Abu Dhabi Global Market (ADGM) expects more companies to set up operations at the financial centre because of the business-friendly policies of the government, according to a top executive.
There are more than 5,400 companies registered and licensed at the ADGM and the number will grow, Dhaher Al Mheiri, chief executive of the registration authority of the ADGM, told The National during Abu Dhabi Finance Week.
In the first six months of the year, more than 1,000 companies set up operations at the ADGM, from financial and non-financial sectors.
“Our numbers will keep growing. We are a platform for businesses to choose and with the growth of the UAE, we grow together,” Mr Al Mheiri said.
Companies are starting operations at the ADGM as the UAE's economy recovers from the coronavirus pandemic on the back of higher oil prices and new government initiatives.
In February, Thailand’s state-owned oil and gas company PTT opened a new trading office at ADGM as the emirate seeks to establish itself as a global commodities trading hub.
Kraken, one of the world's biggest cryptocurrency exchanges, secured a regulatory licence from the ADGM to operate its virtual asset trading platform, it said in April.
Blockchain services provider Binance will also offer its services from the ADGM, the company said on Wednesday.
“Abu Dhabi is the destination not just for the local market and the UAE, not just for the region, but global,” Mr Al Mheiri said.
“This all comes with the Abu Dhabi brand. Today [it] is the safest city in the world, people who move here get world-class infrastructure.”
Government initiatives, including the expansion of the 10-year Golden Visa programme and free trade agreements with different countries are “giving people confidence”, to expand their business operations to the UAE.
This year, the UAE signed Comprehensive Economic Partnership Agreements (Cepa) with India, Indonesia and Israel, and is currently in negotiations with Turkey, Georgia, Colombia and Cambodia.
The UAE is also offering incentives to attract hundreds of digital companies to set up in the country as part of a programme to draw more foreign direct investment and position itself as a global tech centre.
Under the first phase of the NextGenFDI initiative, the Emirates aims to attract 300 digital companies within six months to a year, Dr Thani Al Zeyoudi, Minister of State for Foreign Trade, said in July.

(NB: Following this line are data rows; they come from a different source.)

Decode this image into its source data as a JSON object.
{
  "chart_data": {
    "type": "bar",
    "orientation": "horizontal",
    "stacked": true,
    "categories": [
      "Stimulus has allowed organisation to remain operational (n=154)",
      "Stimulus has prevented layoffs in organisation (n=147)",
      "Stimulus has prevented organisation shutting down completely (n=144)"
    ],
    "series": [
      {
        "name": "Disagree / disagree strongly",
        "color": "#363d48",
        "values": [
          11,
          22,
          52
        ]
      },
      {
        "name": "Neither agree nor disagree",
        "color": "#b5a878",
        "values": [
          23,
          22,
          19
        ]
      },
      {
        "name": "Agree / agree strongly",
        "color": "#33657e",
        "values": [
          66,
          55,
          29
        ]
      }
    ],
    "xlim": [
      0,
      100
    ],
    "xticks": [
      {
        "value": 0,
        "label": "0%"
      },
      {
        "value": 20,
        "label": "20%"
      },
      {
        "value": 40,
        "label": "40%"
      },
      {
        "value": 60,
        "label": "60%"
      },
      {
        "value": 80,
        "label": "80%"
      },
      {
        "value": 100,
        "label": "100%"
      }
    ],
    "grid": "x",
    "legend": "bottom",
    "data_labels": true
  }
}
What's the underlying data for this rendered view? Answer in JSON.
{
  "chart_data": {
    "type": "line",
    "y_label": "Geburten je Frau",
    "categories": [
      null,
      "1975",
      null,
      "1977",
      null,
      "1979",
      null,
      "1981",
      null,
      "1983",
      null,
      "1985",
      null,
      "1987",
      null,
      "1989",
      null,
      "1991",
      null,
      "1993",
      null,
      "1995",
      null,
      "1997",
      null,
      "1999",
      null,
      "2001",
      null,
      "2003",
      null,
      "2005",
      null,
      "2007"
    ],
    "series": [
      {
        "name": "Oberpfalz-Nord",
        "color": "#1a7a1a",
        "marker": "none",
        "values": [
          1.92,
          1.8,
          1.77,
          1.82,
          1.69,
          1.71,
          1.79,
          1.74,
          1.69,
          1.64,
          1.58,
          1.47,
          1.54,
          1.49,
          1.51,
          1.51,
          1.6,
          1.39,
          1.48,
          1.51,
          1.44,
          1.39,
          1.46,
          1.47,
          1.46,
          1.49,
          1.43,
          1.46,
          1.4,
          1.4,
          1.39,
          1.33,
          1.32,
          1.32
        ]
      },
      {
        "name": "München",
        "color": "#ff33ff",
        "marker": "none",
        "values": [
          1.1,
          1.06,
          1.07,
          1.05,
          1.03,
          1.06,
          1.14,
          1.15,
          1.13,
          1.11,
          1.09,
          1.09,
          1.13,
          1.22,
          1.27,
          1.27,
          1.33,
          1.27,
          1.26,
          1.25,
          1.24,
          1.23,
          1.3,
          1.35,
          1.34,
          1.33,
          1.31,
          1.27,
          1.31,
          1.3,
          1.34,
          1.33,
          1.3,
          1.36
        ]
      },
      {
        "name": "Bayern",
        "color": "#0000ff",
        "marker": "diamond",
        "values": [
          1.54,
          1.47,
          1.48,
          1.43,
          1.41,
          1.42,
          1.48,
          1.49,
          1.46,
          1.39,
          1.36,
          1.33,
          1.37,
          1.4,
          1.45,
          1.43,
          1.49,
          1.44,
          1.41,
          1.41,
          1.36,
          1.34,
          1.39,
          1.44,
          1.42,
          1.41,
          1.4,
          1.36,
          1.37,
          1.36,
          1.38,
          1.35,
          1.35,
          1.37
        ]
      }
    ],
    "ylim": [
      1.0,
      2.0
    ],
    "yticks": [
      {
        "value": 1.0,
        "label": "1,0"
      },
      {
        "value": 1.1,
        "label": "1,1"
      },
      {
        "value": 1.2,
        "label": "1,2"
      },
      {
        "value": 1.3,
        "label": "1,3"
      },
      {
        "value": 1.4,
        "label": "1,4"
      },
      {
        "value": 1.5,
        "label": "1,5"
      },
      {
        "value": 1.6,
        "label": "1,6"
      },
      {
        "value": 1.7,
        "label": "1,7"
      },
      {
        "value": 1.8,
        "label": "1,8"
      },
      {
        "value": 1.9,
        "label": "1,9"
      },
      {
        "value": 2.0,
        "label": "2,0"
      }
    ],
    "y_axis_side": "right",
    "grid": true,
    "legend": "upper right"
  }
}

Israeli companies are also opening offices in the capital’s financial centre following the normalisation of ties between Tel Aviv and the UAE.
The ADGM currently has more than 20 entities from Israel in the technology arena including FinTech, AgriTech and EdTech, Mr Al Mheiri said.
Indian companies are also looking to set up their operations in the capital as ties between the UAE and Asia’s third-largest economy strengthen after the signing of a Cepa earlier this year.
“India is home to more than 90 unicorns [start-ups with a value of more than $1 billion] and people who want to use the UAE to tap into global markets,” Mr Al Mheiri said.
“Business flow from India is coming very well, especially in the technology sector.”
Occupancy levels at ADGM-regulated buildings at Al Maryah Island grew as a result of higher demand from tenants.
“With the support of the government and our strategic partners, new towers are going to come online to cater to different businesses," Mr Al Mheiri said.